Simply Roseanna's picture
Simply Roseanna from CA is reading Elements of Style January 5, 2017 - 8:06am

Normally I write along the lines of kids stories or funny romantic comedies. Today is different.  There is a contest I want to write for and my story concept is dark.  I'm not use to writing about violence.  I find myself wiring a few sentences and needing to step away because the mood is just so..... strong.

Anyone else have this issue?  I mean I actually am making myself sad writing this out but it's a story I've been wanting to finish for a longtime.

Thuggish's picture
Thuggish from Vegas is reading Day of the Jackal January 5, 2017 - 2:59pm

It sounds like you're doing it right. With any luck your audience will be as moved.

smithreynolds's picture
smithreynolds from Spokane, WA USA is reading The writing on the wall. January 5, 2017 - 3:30pm

Hi. Gail here. I have a difficult time writing about violence. It is rough. Rough for me to read as well. I am reading Benjamin Percy's Essays of Fiction. It is called THRILL ME. He talks a lot about writing about violence. He gave me a little bit different an angle from which to consider the possibilities. He has a chapter, I think it is about chapter three, and it is titled "There Will Be Blood, Writing Violence". IT discusses the nature of "obscene" which the literal meaning is literally, offstage. The whole discussion is about what the reader sees and what they don't and to what puropse. So, for the story it is sometimes better to have the violence happen offstage, and sometimes onstage, depends upon the piece. Violence that happens offstage is just as violent, but the choice is made to tell about it instead of show it....anyway the discusssion he has is really good. I highly recommend the book, since so much of the violence in fashionable writing is pretty graphic, but is not necessarily any more shocking or effective than a more subtle approach, that allows the reader to construct the scene in their imagination....Either way it is a very important discusssion.

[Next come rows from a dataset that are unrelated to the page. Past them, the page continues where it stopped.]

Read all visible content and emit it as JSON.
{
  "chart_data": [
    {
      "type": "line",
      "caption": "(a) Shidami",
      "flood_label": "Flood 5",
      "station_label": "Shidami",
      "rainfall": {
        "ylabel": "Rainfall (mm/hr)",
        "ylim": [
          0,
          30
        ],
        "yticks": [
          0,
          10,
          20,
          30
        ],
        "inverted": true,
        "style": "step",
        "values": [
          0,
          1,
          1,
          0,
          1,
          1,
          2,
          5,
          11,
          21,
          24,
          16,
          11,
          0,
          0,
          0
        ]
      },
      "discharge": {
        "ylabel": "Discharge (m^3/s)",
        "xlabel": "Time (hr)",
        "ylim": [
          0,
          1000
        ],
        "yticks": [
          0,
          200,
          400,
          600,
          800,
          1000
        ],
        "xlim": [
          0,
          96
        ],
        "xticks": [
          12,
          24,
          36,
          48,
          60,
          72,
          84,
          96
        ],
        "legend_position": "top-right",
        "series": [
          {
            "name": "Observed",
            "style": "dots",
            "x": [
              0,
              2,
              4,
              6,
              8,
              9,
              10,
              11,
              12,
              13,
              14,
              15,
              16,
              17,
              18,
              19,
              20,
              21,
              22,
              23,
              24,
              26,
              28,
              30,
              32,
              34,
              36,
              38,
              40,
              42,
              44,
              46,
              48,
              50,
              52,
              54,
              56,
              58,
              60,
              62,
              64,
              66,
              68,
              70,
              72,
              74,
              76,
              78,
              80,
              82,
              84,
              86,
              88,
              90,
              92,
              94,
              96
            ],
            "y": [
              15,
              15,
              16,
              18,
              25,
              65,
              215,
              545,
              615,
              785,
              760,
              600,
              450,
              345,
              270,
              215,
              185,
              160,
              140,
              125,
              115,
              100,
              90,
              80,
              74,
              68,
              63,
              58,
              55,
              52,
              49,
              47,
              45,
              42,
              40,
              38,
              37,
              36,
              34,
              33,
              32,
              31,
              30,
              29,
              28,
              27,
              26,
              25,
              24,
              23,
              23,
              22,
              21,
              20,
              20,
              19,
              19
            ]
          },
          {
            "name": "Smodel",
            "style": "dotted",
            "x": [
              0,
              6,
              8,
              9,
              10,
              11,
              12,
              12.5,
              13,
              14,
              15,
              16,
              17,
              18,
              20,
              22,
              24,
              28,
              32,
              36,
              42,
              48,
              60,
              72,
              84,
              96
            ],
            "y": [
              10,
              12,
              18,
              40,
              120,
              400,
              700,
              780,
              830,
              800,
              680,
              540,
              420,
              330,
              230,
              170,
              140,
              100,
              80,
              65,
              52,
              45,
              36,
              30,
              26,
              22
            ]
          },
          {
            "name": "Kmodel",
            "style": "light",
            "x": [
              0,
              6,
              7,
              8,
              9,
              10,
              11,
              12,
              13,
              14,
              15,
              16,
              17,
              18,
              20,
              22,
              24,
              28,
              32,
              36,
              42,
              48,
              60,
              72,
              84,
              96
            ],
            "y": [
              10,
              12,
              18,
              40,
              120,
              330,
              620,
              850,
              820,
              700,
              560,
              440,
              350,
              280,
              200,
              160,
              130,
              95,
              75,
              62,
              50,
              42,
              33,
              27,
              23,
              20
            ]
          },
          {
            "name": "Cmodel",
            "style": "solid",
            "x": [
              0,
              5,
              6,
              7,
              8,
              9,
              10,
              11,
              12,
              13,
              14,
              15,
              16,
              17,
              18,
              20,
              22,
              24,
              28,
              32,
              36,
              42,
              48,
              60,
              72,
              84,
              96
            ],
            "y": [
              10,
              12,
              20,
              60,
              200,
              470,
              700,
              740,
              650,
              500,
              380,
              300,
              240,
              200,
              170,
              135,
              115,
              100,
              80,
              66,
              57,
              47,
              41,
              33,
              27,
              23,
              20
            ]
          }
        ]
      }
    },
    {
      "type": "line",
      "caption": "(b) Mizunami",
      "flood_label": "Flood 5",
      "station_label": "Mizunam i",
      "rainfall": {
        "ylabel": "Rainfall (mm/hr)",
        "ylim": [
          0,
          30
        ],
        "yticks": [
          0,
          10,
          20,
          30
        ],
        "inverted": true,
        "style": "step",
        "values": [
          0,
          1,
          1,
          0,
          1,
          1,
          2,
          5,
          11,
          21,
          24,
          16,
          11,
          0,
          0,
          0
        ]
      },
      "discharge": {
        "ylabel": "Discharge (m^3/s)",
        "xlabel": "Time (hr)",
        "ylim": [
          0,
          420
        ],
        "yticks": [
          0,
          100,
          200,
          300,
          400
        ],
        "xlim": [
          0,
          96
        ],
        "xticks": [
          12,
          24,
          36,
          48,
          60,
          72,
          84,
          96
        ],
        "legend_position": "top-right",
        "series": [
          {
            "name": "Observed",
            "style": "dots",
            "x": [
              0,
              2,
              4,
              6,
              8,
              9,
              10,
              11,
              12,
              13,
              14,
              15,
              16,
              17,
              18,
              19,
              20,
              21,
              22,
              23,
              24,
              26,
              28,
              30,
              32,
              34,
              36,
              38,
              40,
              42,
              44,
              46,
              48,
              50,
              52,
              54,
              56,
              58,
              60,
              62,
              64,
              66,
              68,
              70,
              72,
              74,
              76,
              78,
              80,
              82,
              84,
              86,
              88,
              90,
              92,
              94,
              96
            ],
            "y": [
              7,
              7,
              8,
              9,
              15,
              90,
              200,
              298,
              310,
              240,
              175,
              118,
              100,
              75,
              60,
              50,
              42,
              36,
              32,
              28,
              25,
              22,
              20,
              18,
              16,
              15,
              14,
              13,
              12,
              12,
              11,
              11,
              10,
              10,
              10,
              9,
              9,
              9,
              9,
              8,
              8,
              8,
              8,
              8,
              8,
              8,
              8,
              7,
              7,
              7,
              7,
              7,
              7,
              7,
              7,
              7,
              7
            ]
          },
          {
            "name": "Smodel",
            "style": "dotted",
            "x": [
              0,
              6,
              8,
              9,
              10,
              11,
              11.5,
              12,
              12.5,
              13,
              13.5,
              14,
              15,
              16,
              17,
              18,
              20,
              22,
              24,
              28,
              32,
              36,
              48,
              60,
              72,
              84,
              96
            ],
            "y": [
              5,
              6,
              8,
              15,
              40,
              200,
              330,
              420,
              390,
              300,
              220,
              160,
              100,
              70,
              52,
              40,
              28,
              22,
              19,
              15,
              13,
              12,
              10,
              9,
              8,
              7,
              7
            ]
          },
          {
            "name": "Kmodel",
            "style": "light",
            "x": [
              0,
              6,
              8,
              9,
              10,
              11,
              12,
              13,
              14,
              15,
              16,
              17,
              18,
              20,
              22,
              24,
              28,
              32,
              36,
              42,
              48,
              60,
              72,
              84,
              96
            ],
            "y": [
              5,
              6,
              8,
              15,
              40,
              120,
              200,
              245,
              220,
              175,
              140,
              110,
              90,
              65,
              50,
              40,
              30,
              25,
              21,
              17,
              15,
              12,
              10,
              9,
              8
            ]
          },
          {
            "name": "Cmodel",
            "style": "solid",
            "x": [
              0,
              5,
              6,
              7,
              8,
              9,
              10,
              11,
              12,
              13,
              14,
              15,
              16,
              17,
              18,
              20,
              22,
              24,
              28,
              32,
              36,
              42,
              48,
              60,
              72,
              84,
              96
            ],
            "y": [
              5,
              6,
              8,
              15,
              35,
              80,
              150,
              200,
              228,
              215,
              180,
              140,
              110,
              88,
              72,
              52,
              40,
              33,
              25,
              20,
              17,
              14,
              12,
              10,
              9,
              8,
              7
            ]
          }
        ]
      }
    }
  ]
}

When I read fiction, I am trusting the writer to take me on a journey. It has to be authentic, and violence is the great leveler of the human experience. Each person who confronts and copes or perpetrates violence is down to the very nitty gritty of who they are, which is why it is such a powerful literary experience.

I have resolved, not to avoid it as I have been doing in the range of human behavior, but to acknowlege and begin to cope with it. I may never want to write a lot of violent stuff, but to ignore it is the same as ignoring, sexuality or empathy, so I have been having an inner conversation....highly recommmend this book and chapter on the subject....gsr

 

Kedzie's picture
Kedzie from Northern California is reading The Things They Carried by Tim O'Brien January 5, 2017 - 10:37pm

Thanks for this post Gail. Gonna buy that book!

helpfulsnowman's picture
Community Manager
helpfulsnowman from Colorado is reading But What If We're Wrong? by Chuck Klosterman January 6, 2017 - 12:06pm

I just picked up the same book on a whim at the library! Small world.

I was working on a piece, and I often found myself sad when I finished working for the day. What I found helpful was to create a ritual for myself, one that I did before I started and after I finished. Mine was eating orange Jolly Ranchers (which I'm told are disgusting, but I LOVE them). It was sort of like swallowing the pill in the Matrix. You pop in a Jolly Rancher, start working, and then you have another when you're finished to remind yourself "Okay, I'm me, not this work."

It can be a smell, a taste, a body movement, taking a shower, whatever. It can be a different thing to start and finish too. The thing doesn't matter so much as doing the thing before and after, getting yourself ready and then making a clean break from the work.

Hope that helps!

Thuggish's picture
Thuggish from Vegas is reading Day of the Jackal January 6, 2017 - 2:27pm

Huh...

Anyone else get excited when they write something horrendous? To me, if I've crafted something I really think is good, or more importantly, will really have a strong reaction in a reader, I'm stoked as hell.